Кошка же покружила по комнате, понюхала за какой-то надобностью гитару и заглянула в зеркало, занавешенное простыней. Судя по тому, как эта кошка летала по Межинграду, я смело предположила, что в зеркале ничего не отразится, но животное узрело там «белую шерстку и два зеленых глаза». Ну и на том спасибо, что не три…
— А Туата Де Дананн, между прочим, всегда любили зверей белого цвета… — сообщила я в пространство. Эльфийка, хмыкнув, добавила:
— Ну а зеленые глаза — вообще признак фэйри… Дурак он, что ли? Видно, дурак… — припечатала она соотечественника. — Не понял, кого в дом впустил?
— Ну почему сразу дурак? — Мне стало обидно за эльфа. — Может, просто цвета не различает?
Эльфийка покосилась на меня с большим сомнением.
— Нет, — наконец сказала она. — Дальтоников среди нас не бывает. А вот слепые встречаются. Может, он был слепой?
— Так он же книжку читал!
— Разные книжки бывают…
Я покивала, адептка же тем временем села на место, чуть порозовев от сдержанных аплодисментов. В чем смысл сего рассказа, я так и не поняла. Лучше уж Изабелла, право слово, — там хотя бы социальная реклама о вреде алкоголизма…
Где-то через час я дождалась часа «икс» — выступила Полин, со стихами, перевязанными кокетливой розовой ленточкой. Выслушав все, я сделала два фундаментальных вывода.
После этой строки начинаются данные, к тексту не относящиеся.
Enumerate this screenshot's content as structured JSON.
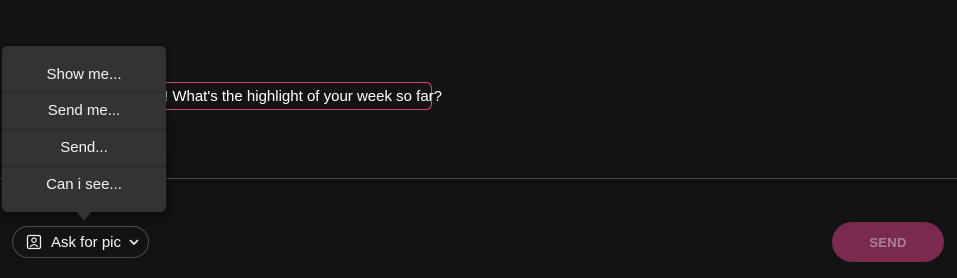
{
  "chat": {
    "message_text": "! What's the highlight of your week so far?"
  },
  "menu": {
    "items": [
      {
        "label": "Show me..."
      },
      {
        "label": "Send me..."
      },
      {
        "label": "Send..."
      },
      {
        "label": "Can i see..."
      }
    ]
  },
  "composer": {
    "ask_pic_label": "Ask for pic",
    "send_label": "SEND",
    "icons": {
      "ask_pic": "selfie-photo-icon",
      "dropdown": "chevron-down-icon"
    }
  },
  "colors": {
    "accent": "#d2477a",
    "send_button_bg": "#7b2a4f",
    "menu_bg": "#333333"
  }
}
Во-первых, девица врала как сивый мерин, убеждая меня в необходимости моего присутствия. Чем-чем, а вот стеснительностью она не страдала: читая стихи, она успевала одновременно играть голосом и ленточкой, улыбаться жюри и строить глазки симпатичному поэту из первого ряда. Ну а во-вторых… оттого что вчера я не стала этого слушать, культурные потери были невелики. В отличие от многих, Полин умела выдерживать рифму и ритм — но дальше этого дело не шло, и получившихся кадавриков меньше всего хотелось называть стихотворениями.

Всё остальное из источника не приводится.